Salviamo i fari del mito!

Articolo di Maria Giovanna Cogliandro
Fonte: www.larivieraonline.com

Le sentinelle che da secoli vigilano sulle acque della Calabria aspettano che qualcuno si decida a recuperare la loro magia. Fino ad oggi è stato raccolto solo l’SOS lanciato dal faro di Capo Rizzuto (KR), inserito in un progetto imprenditoriale innovativo e sostenibile che mira alla trasformazione di questi gioielli del mare in strutture ricettive, hotel e resort di lusso.

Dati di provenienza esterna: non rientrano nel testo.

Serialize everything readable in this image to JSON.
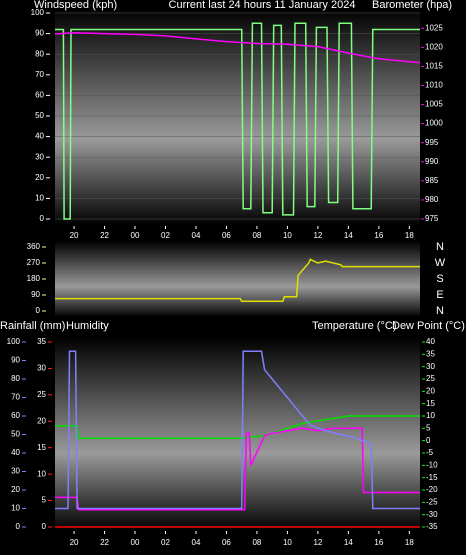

Gulliver di cemento immobili ma ancora vivi. Struggenti trait d’union tra l’uomo e il mare, i fari sono tra i pochi monumenti belli e dannati in grado di irradiare un’aura di oscuro e affascinante mistero. Al di là dell’aspetto romantico, però, oggi i fari hanno smesso di essere considerate valide sentinelle delle acque. A condannarli all’estinzione i nuovi sistemi digitali GPS che hanno spazzato via anche quello che era il sogno di chi ama vivere isolato dal mondo: diventare guardiano del faro. Per evitare la scomparsa definitiva di questi minareti sul mare, un anno fa l’Agenzia del Demanio ha presentato il progetto Valore Paese-Fari che quest’anno replica: 10 fari italiani e altrettante torri saranno preservati dal degrado e, grazie al coinvolgimento di privati, trasformati in strutture ricettive, hotel o resort di lusso. Tra i venti beni di proprietà dello Stato che rientrano nel progetto, c’è il Faro di Capo Rizzuto, candidato a divenire una location da fiaba proprio com’è successo con il faro del comune sardo Domus de Maria, che oggi ha a disposizione incantevoli suite da 1000 euro a notte.
La valorizzazione avviene secondo una formula turistica in chiave “green”, e l’obiettivo è quello di recuperare il patrimonio pubblico e trasformarlo da costo per la collettività a leva di sviluppo territoriale e sociale. Grazie a una stele solitaria di fronte all’orizzonte sarà possibile recuperare delle risorse e, stando ad alcune stime, nel caso venissero realizzati residence di alto livello, si parla di 700/800mila euro all’anno di canoni. Inoltre, il recupero e la valorizzazione dei fari in questione, oltre a consentirne la salvaguardia e a generare un’entrata diretta per lo Stato, determina un’entrata indiretta legata all’indotto di turismo e lavoro che ne derivererebbe. Nonostante questi notevoli vantaggi, solo uno dei numerosi fari che vigilano sulla Calabria rientra nel progetto. Tutti gli altri continueranno ogni notte a vaporizzare lampi luminosi sul mare, fiabescamente ma inutilmente, dal momento che la tecnologia GPS ha preso il sopravvento. Come totem superbi continueranno a resistere alla furia del mare nella speranza che qualcuno si decida a recuperare la loro magia. A lanciare l’ SOS, sulla costa ionica, il faro di Punta Stilo che sorge sul promontorio adiacente l’antico tempio di Kaulon. Ha quasi 130 anni e purtroppo li dimostra tutti. C’è anche il faro di Punta Pezzo, il punto della Calabria più prossimo alla Sicilia e anche il luogo da cui è visibile il fenomeno della “fata Morgana”, una sorta di illusione ottica, un miraggio che sembra avvicinare la costa sicula. Al punto più meridionale della penisola corrisponde, poi, Capo Spartivento sul cui promontorio svetta un faro costituito da una torre bianca quadrangolare. Capo Spartivento, in epoca greco-romana, era il promontorio di Eracle (Ercole per i romani), eroe dotato di una forza sovrumana. Ci sono inoltre i fari da panorama mozzafiato: uno è quello di Scilla che sorge all’interno del castello Ruffo, l’altro è il faro di Capo D’Armi. Dal primo si possono ammirare le Isole Eolie, mentre il litorale si allunga su Capo Vaticano e Gioia Tauro. Dall’alto del faro di Capo D’Armi appare, invece, in tutta la sua magnificenza l’Etna. Luoghi, dunque impregnati di miti, leggende e fascino che, se venisse loro riservata una maggiore cura e attenzione, non solo potrebbero essere annoverati tra i fari più belli del mondo ma costituirebbero una valida opportunità di guadagno e sviluppo.